Hugging his knees, he’d stared out over Sodus Bay until the sun finally burrowed beneath the horizon and hid itself for another night.
And now, all these years later, in a rush of frothing bubbles, Caleb burst from the depths of Alexandria’s Eastern Harbor, expelling a lungful of acrid water, coughing as the other divers rushed him to the waiting yacht. He briefly regained consciousness and gasped when he perceived the grand lighthouse as it stood over two thousand years ago, leaning over as if to inspect his condition for itself. And at the very top, at the apex, Caleb imagined he could see someone gripping the railing and peering over the side, a man who looked, not surprisingly, like his father.
2
At the first bend on the promontory, just above a jumble of boulders and red stone rocks rising out of the sea, a man stood, watching. He wore a black tie and Ray-Ban sunglasses. His hair, trimmed short, had gray streaks that flecked his temples, matching the color of his just-pressed Armani suit. He held a paper bag full of stale bread crumbs, handfuls of which he tossed absently into the frothing sea while he stole glances at the scene in the harbor.
 
; “It’s happening,” he said into the wind. Then he cocked his head, listening to the answer returned to a tiny plastic receiver in his left ear.
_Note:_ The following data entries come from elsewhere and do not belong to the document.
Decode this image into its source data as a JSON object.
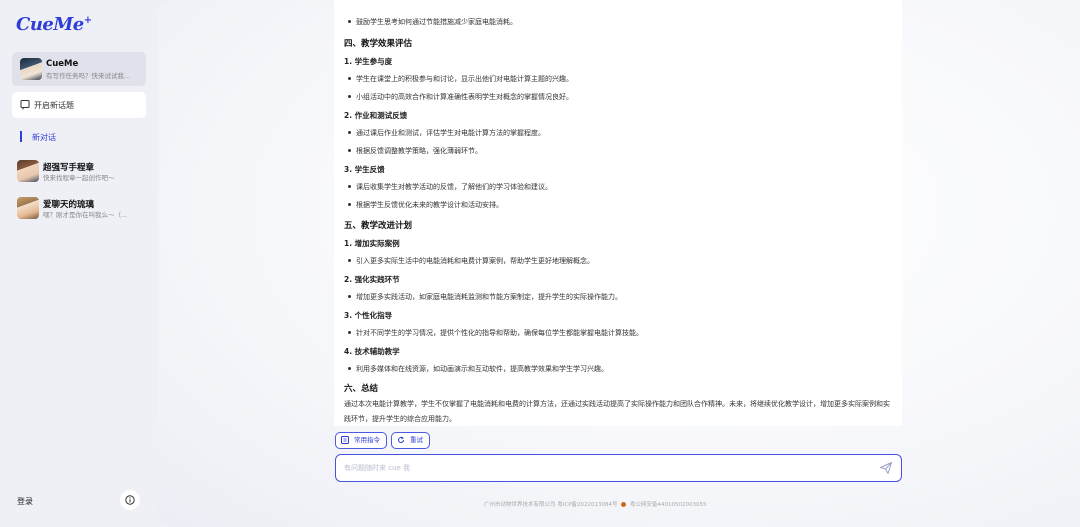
{
  "app": {
    "logo": "CueMe",
    "logo_mark": "+"
  },
  "sidebar": {
    "active_chat": {
      "title": "CueMe",
      "subtitle": "有写作任务吗？快来试试我..."
    },
    "new_topic_label": "开启新话题",
    "new_chat_label": "新对话",
    "chats": [
      {
        "title": "超强写手程章",
        "subtitle": "快来找程章一起创作吧～"
      },
      {
        "title": "爱聊天的琉璃",
        "subtitle": "嘿？刚才是你在叫我么～（..."
      }
    ],
    "login_label": "登录"
  },
  "content": {
    "top_bullet": "鼓励学生思考如何通过节能措施减少家庭电能消耗。",
    "sec4": "四、教学效果评估",
    "s4_1": "1. 学生参与度",
    "s4_1_b1": "学生在课堂上的积极参与和讨论，显示出他们对电能计算主题的兴趣。",
    "s4_1_b2": "小组活动中的高效合作和计算准确性表明学生对概念的掌握情况良好。",
    "s4_2": "2. 作业和测试反馈",
    "s4_2_b1": "通过课后作业和测试，评估学生对电能计算方法的掌握程度。",
    "s4_2_b2": "根据反馈调整教学策略，强化薄弱环节。",
    "s4_3": "3. 学生反馈",
    "s4_3_b1": "课后收集学生对教学活动的反馈，了解他们的学习体验和建议。",
    "s4_3_b2": "根据学生反馈优化未来的教学设计和活动安排。",
    "sec5": "五、教学改进计划",
    "s5_1": "1. 增加实际案例",
    "s5_1_b1": "引入更多实际生活中的电能消耗和电费计算案例，帮助学生更好地理解概念。",
    "s5_2": "2. 强化实践环节",
    "s5_2_b1": "增加更多实践活动，如家庭电能消耗监测和节能方案制定，提升学生的实际操作能力。",
    "s5_3": "3. 个性化指导",
    "s5_3_b1": "针对不同学生的学习情况，提供个性化的指导和帮助，确保每位学生都能掌握电能计算技能。",
    "s5_4": "4. 技术辅助教学",
    "s5_4_b1": "利用多媒体和在线资源，如动画演示和互动软件，提高教学效果和学生学习兴趣。",
    "sec6": "六、总结",
    "summary": "通过本次电能计算教学，学生不仅掌握了电能消耗和电费的计算方法，还通过实践活动提高了实际操作能力和团队合作精神。未来，将继续优化教学设计，增加更多实际案例和实践环节，提升学生的综合应用能力。"
  },
  "actions": {
    "commands_label": "常用指令",
    "retry_label": "重试"
  },
  "input": {
    "placeholder": "有问题随时来 cue 我"
  },
  "footer": {
    "icp": "广州市动物世界技术有限公司 粤ICP备2022013084号",
    "police": "粤公网安备44010502003055"
  }
}
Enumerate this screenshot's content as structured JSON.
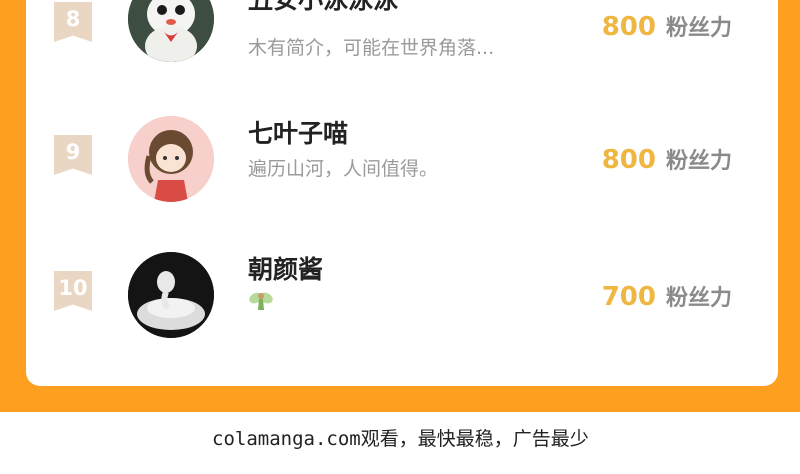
{
  "ranking": {
    "fans_label": "粉丝力",
    "entries": [
      {
        "rank": "8",
        "name": "丑安小泳泳泳",
        "bio": "木有简介，可能在世界角落...",
        "fans": "800",
        "avatar_icon": "white-bird-avatar-icon"
      },
      {
        "rank": "9",
        "name": "七叶子喵",
        "bio": "遍历山河，人间值得。",
        "fans": "800",
        "avatar_icon": "girl-avatar-icon"
      },
      {
        "rank": "10",
        "name": "朝颜酱",
        "bio": "",
        "fans": "700",
        "avatar_icon": "cat-avatar-icon",
        "badge_icon": "fairy-icon"
      }
    ]
  },
  "footer": {
    "text": "colamanga.com观看，最快最稳，广告最少"
  },
  "colors": {
    "frame": "#ff9f1f",
    "fans_number": "#f0b642",
    "rank_badge": "#e9d7c3"
  }
}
He tossed a few more crumbs out to birds that warily kept their distance. “Yes, I’m sure,” he said. “The young professor from Columbia. They just pulled him out of the harbor. Probably ascended too fast… No, Waxman’s yacht is right there, and my guess is he’ll have Caleb in the recompression chamber in minutes… If you recall, when we learned Crowe would be diving, a few us felt this possibility was not unexpected, yet our warnings were overruled.” The man paused, listening, then shook his head. “No. I can’t get closer, not without risk.” Another handful of bread crumbs launched into the wind blew back onto his starched pants and his polished leather shoes. “Yes, we have a microphone on the yacht as ordered. Fortunately, it’s in the same room with the hyperbaric oxygen chamber.” He made a scowling face. “Well, at least we did that right.” He nodded, coughed and then tossed the bag, crumbs and all, into the sea. “All right. I’ll wait here and listen in, but I won’t risk exposure. If Crowe has that kind of talent, and he happens to sense something…”
The wind kicked up and whipped his jacket open, flinging his tie over his shoulder. Head down, he walked behind two tourists snapping pictures. He opened a pack of cigarettes and spent some time and difficulty lighting one as he walked toward the fortress.
He switched the channel on his earphone’s receiver, and while he waited for the sounds from the boat, he kicked at a rock, sending it off the edge and into the sea. He walked along the breakwater stones toward the vacant citadel, pretending to admire its immense sandstone walls, its grand colonnades, gates and towers.
As if this decrepit hovel could compare with the Pharos.
He risked a backward glance. The activity on the yacht continued, with the other divers surfacing, climbing up to check on their team member. All aboard, he mused, smiling as he adjusted his glasses. Then he tapped his ear, increasing the volume. He listened, hearing the tension in their voices, the conflict between the members of the Morpheus Initiative and their leader, George Waxman. Conflict is good, he thought. Might even be in our best interest to get them working at odds, coming at this from different angles. God knew it was going to be hard enough as it was.